SpazioSanpa, uno spazio web e una pagina Facebook per promuovere il frutto delle attività di formazione all’interno di San Patrignano, come i vini, gli oli, i salumi, i formaggi e tutti i prodotti artigianali.

SpazioSanpa sbarca sul web. È già online la vetrina di tutti i prodotti realizzati nell’ambito dei laboratori di formazione di San Patrignano. Un nuovo sito commerciale www.spaziosanpa.com a cui si aggiungono gli spazi dedicati su Facebook e Pintarest. Il sito si aggiunge ai negozi, uno a San Patrignano e due a Milano in piazza Portello e piazza Sant’Erasmo, dove è già possibile acquistare i prodotti e sostenere la missione della Comunità.

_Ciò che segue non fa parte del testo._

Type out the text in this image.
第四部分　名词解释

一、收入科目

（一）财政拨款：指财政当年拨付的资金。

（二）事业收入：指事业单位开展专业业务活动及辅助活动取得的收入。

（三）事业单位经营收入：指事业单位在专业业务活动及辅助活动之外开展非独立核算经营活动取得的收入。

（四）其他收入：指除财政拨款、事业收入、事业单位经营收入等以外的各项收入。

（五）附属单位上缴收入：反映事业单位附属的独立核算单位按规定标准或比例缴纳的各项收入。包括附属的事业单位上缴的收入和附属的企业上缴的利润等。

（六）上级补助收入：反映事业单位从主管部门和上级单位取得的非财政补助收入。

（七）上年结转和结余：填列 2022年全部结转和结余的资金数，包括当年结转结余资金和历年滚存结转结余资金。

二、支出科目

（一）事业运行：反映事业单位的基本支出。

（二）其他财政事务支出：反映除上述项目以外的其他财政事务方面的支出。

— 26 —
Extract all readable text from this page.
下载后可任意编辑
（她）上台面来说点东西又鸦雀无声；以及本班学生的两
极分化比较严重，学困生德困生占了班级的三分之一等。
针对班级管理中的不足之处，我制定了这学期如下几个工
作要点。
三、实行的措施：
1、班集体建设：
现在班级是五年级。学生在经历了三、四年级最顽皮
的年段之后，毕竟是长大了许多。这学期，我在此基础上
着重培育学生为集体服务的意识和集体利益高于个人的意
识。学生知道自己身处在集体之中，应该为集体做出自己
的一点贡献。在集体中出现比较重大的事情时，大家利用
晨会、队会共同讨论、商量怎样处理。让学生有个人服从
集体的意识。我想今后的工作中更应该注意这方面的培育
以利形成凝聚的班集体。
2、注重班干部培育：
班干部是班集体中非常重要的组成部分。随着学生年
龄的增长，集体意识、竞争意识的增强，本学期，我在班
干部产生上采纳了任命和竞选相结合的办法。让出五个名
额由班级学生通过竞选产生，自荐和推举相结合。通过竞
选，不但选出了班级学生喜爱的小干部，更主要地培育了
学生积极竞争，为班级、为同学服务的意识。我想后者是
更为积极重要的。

La realizzazione di SpazioSanpa

«Abbiamo scelto di concentrare in un unico spazio virtuale tutti i nostri prodotti e servizi – spiega Osvaldo Petris, Responsabile dell’Ufficio comunicazione della Comunità – per valorizzare al meglio quanto i nostri ragazzi sono in grado di realizzare». Obiettivo del sito SpazioSanpa è incrementare la conoscenza di tutti i prodotti e servizi di San Patrignano, dando la possibilità di sostenere la Comunità con l’acquisto tramite e-commerce per alcune categorie, come vino e olio, e di ricevere informazioni per gli articoli non ancora disponibili nella vendita online.

«Per la comunità – spiega infatti Petris – è vitale la promozione e ancor più la vendita dei suoi prodotti, visto che la nostra realtà per il 50% dipende dall’autosostentamento. Per questo oltre alla vendita di vino ed olio online, nel tempo cercheremo di aggiungere quella degli altri prodotti dell’enogastronomia, degli accessori moda come cinte, bracciali, sciarpe, e degli oggetti di arredo. Intanto però chi vorrà cercare un solo nostro prodotto, perché è un affezionato o ne ha sentito parlare, potrà trovare facilmente tutta la nostra produzione sul web, in maniera ordinata e comprensibile».

La realizzazione del sito è stata importante anche dal punto di vista della formazione. Ben sei ragazzi, infatti, seguiti da professionisti del settore, sono stati coinvolti con un ruolo da protagonisti nella creazione del sito e del profilo Facebook. «Si tratta di ragazzi che prima di entrare in Comunità – racconta Petris – avevano avuto solo qualche rudimento relativo alla creazione dei siti e che invece quando si reinseriranno potranno farlo a pieno titolo, con una professionalità specifica e un’esperienza di buon livello alle spalle».